Supermoon. Everything super, eh?
The Moon circles the Earth. But indeed, it is no circle, but an ellipse, which portrays itself in space like a kind of spiral, because the Earth, together with the Moon, circles the Sun. And thus, the distance between the Earth and the Moon does not remain the same, but continuously changes. The distance varies between approx. 357,000 km/222,000 mi (called perigee) to approx. 406,000 km/252,000 mi (called apogee).
So when the Moon is at perigee at its closest point to the Earth of its orbit, it appears larger than usual for the observer from the Earth and therefore brighter because more reflected sunlight is visible. NASA estimates the difference of size perception between perigee and apogee to be 14% and the difference of brightness to be 30%. But one must consider the fact that the distance does not change suddenly but steadily. And then a few percentage remain which are hardly observable, especially not, when the Moon is high up in the sky and you have no means of comparison.
Whoever waits for this spectacular event on a super full moon might just be disappointed. The word “super” is completely exaggerated. Who would call a musician a “superstar”, who is only 7% better than the average and only 14% better than his worst competitor? We humans are obviously only susceptible for the magnificent, for the superlatives, for the sensational and the onetime opportunity, which has definitely to be grasped. Maybe because our life is usually the opposite.

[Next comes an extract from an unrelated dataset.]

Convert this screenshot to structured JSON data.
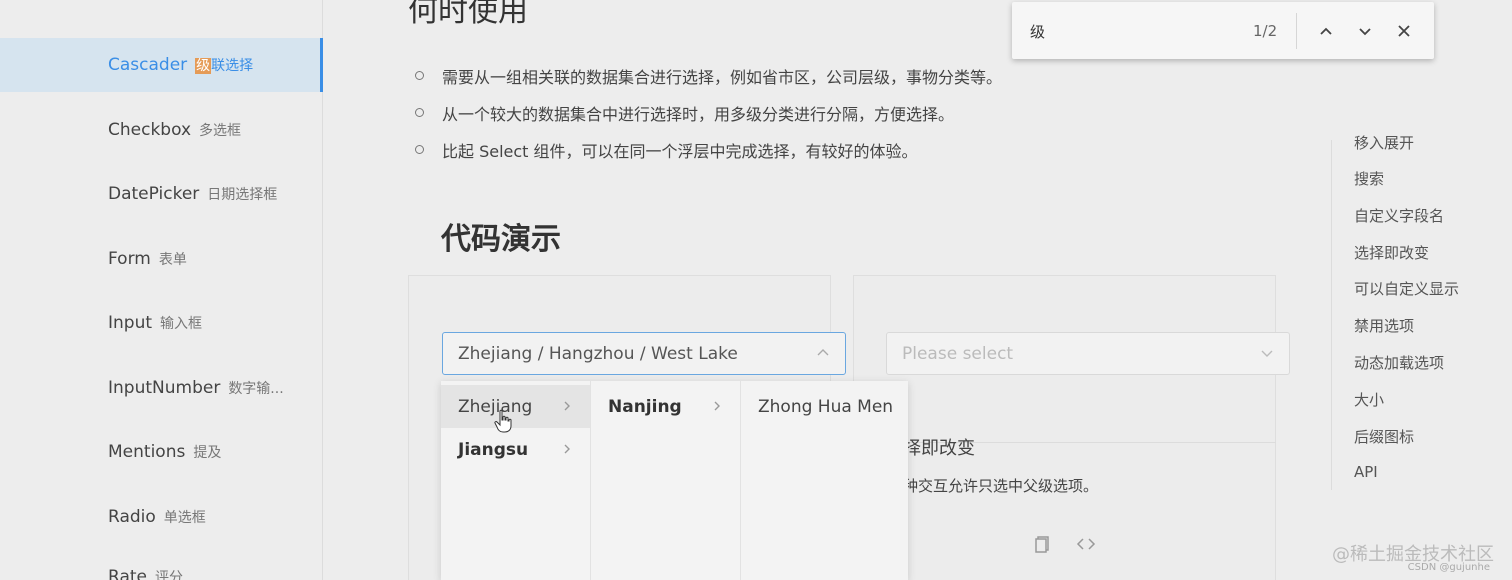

If we ask a wise man about a happy life, he will advise us to search for this happiness in the balance, in the middle of the extremes. Of course, the highs and the lows are part of this, but the fulfillment lies in the happy medium. If we look at it in this way, the Moon is a perfect role model, because it wanders through the extreme without remaining in it and commutes consistently through all phases. That is quite super!